A distanza di più di due mesi, e  precisamente il 25 novembre 2008, la dirigenza del Cra ci ripensava e comunicava al Pirillo di aver rettificato l’inquadramento precedentemente disposto e di averlo inquadrato nel profilo di “operatore di amministrazione” di VII livello, in quanto non in possesso del diploma di istruzione secondaria di II grado.

In pratica, il Cra considerava l’inquadramento per equiparazione come una vera e propria assunzione per la quale necessitavano i requisiti previsti dal Dpr n. 171/91.

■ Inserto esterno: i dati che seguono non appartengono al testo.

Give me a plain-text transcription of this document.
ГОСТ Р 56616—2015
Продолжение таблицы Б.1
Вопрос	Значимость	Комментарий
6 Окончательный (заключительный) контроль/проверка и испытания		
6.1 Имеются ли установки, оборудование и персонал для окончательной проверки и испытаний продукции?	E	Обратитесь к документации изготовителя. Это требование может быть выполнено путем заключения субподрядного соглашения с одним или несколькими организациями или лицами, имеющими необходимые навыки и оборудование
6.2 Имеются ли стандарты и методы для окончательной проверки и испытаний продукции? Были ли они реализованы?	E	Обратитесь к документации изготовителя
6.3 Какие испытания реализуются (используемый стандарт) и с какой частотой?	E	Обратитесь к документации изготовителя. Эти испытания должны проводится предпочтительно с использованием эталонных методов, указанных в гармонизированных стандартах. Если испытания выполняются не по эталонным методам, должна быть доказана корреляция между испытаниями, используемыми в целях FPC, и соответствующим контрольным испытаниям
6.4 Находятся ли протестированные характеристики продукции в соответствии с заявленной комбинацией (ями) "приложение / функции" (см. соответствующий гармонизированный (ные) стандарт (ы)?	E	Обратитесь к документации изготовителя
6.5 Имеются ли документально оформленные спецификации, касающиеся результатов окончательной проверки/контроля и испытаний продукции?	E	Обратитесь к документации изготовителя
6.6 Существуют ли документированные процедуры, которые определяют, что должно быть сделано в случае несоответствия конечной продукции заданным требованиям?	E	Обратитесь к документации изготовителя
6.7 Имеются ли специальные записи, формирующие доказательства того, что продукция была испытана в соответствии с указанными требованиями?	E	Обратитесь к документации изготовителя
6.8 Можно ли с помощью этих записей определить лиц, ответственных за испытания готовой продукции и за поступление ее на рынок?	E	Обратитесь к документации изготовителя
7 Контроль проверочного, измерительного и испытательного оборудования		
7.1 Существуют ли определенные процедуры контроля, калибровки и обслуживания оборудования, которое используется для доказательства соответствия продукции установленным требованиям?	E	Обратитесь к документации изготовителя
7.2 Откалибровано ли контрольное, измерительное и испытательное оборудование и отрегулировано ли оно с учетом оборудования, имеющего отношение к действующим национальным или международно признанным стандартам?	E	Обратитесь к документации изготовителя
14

Ritenendo illegittimo l’operato dell’ente, Pirillo si rivolgeva al giudice del lavoro di Catania che, con sentenza n. 4076/2012, accertava il diritto dello stesso Pirillo di essere inquadrato nel profilo di collaboratore di amministrazione a far data dal 31 dicembre 2005 e, al contempo, condannava  il Cra al pagamento delle spese processuali.

Per il Tribunale, come da sempre sostenuto dall’Usi-Ricerca e dai suoi legali, infatti, sia l’articolo 6 del ccnl del comparto enti di ricerca del 7 aprile 2006 che l’articolo 7 dell’accordo integrativo Cra del 4 ottobre 2007 non costituiscono “un elemento sufficiente per potere ritenere applicabile sia la verifica della professionalità che la necessità del titolo di studio richiesto per l’accesso (al profilo professionale, ndr) dall’esterno, verifica d’altronde non prevista dal legislatore”.

Per effetto di tale sentenza, che è immediatamente esecutiva, il Cra dovrà ora ricostruire la carriera del dipendente, con il ricalcolo, dal 2005 al 2012, di tutti gli emolumenti, anche accessori, riferiti al livello superiore VI.

Inoltre, essendo stato il Pirillo collocato in quiescenza qualche mese fa, il Cra dovrà rideterminate l’importo dell’assegno pensionistico e dell’indennità di buonuscita.

In via presuntiva, e per difetto, nelle tasche dell’ex dipendente del Cra finiranno non meno di 20/25 mila euro.

Niente male, in tempi di blocco delle retribuzioni dei dipendenti pubblici, disposto prima dal governo Berlusconi e, poi, perpetuato dal governo Monti.